Anonymous ID: 406653 June 5, 2021, 9:51 a.m. No.13835827   🗄️.is 🔗kun   >>6003 >>6049

Mysterious Brain Syndrome Grips Canada

 

MONTREAL — Forty-eight people from the same small Canadian province struck with a baffling mix of symptoms including insomnia, impaired motor function and hallucinations such as nightmarish visions of the dead.

 

A quixotic neurologist working 12-hour days to decipher the clues.

 

Swirling conspiracy theories blaming the illness on cellphone towers, fracking or even COVID-19 vaccines.

 

These are just some plotlines of a mystery that has stumped Canada’s medical establishment, attracted the attention of some of the world’s top neurologists and fanned fears among residents of New Brunswick, a picturesque province of about 770,000 on Canada’s Atlantic coast. In the past six years, dozens of people have fallen ill from the disease, and six people have died.

 

“People are alarmed,” said Yvon Godin, the mayor of Bertrand, a village in the Acadian Peninsula in northeastern New Brunswick where residents have been afflicted. “They are asking, ‘Is it environmental?

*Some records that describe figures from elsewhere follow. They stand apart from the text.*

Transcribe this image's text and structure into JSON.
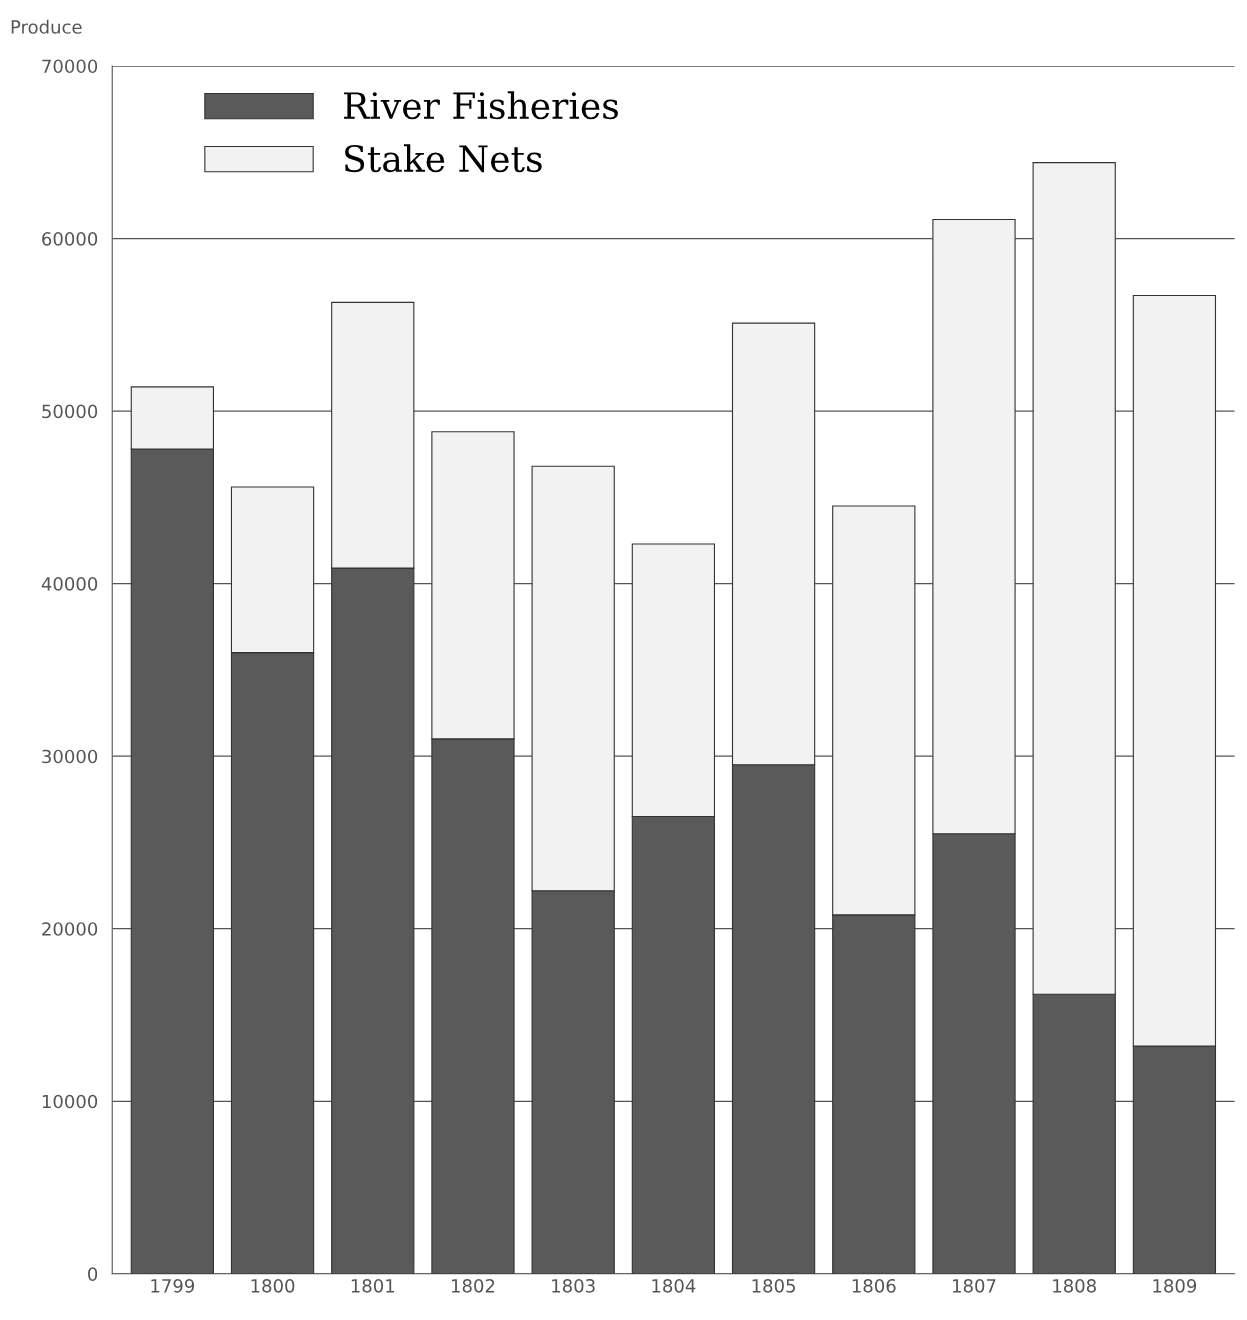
{
  "chart_data": {
    "type": "bar",
    "stacked": true,
    "ylabel": "Produce",
    "categories": [
      "1799",
      "1800",
      "1801",
      "1802",
      "1803",
      "1804",
      "1805",
      "1806",
      "1807",
      "1808",
      "1809"
    ],
    "series": [
      {
        "name": "River Fisheries",
        "color": "#5a5a5a",
        "values": [
          47800,
          36000,
          40900,
          31000,
          22200,
          26500,
          29500,
          20800,
          25500,
          16200,
          13200
        ]
      },
      {
        "name": "Stake Nets",
        "color": "#f2f2f2",
        "values": [
          3600,
          9600,
          15400,
          17800,
          24600,
          15800,
          25600,
          23700,
          35600,
          48200,
          43500
        ]
      }
    ],
    "ylim": [
      0,
      70000
    ],
    "yticks": [
      0,
      10000,
      20000,
      30000,
      40000,
      50000,
      60000,
      70000
    ],
    "grid": "y",
    "legend": "top left"
  }
}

Is it genetic? Is it fish or deer meat? Is it something else?’ Everyone wants answers.”

 

As the coronavirus raged across the country the past 15 months, the medical enigma was initially slow to gain national attention. Canadian health authorities, distracted by the need to respond to the pandemic, scrambled to determine the seriousness of the outbreak, which was only publicly exposed after a memo about it by New Brunswick’s chief medical officer was leaked to the press in March.

 

Doctors investigating the disease say the sluggish response underlines the challenge for other medical conditions to compete for the spotlight during a global pandemic.

 

Medical experts said the murkiness surrounding the illness also reflected how, despite extraordinary advances in medical science, some conditions, in particular neurological diseases involving dementia, can puzzle even the world’s best scientific brains.

 

The Canadian outbreak could join the pantheon of other ailments that have mystified the world, such as the debilitating illness that impaired dozens of diplomats in Cuba and China beginning in 2016, prompting suspicions that victims may have been targeted by Moscow, Beijing or a rogue government. There was also a painful and puzzling kidney disease that afflicted workers harvesting sugar cane in Nicaragua four years earlier.

 

The mystery, however, could also fizzle, if it turns out that a variety of preexisting conditions have been prematurely ascribed to a strange new disease.

 

Among the youngest victims of the Canadian syndrome is Gabrielle Cormier, 20, once a straight-A student who participated in figure skating competitions and aspired to become a pathologist.

 

But as she began university two years ago, Cormier said she was suddenly and inexplicably overcome by fatigue, started bumping into things and had visions that looked like static from a television. No longer able to read easily or walk to class, she was forced to drop out of school.

 

Not understanding what was wrong amplified the illness’s horror. After being misdiagnosed with mononucleosis, Cormier said emergency room doctors then told her there was nothing wrong with her. A battery of tests yielded no diagnosis. She was eventually referred to a neurologist as her health deteriorated and she experienced involuntary jerking movements, memory lapses and hallucinations. She was among the first to be included in the cluster of those suffering from the unidentified syndrome.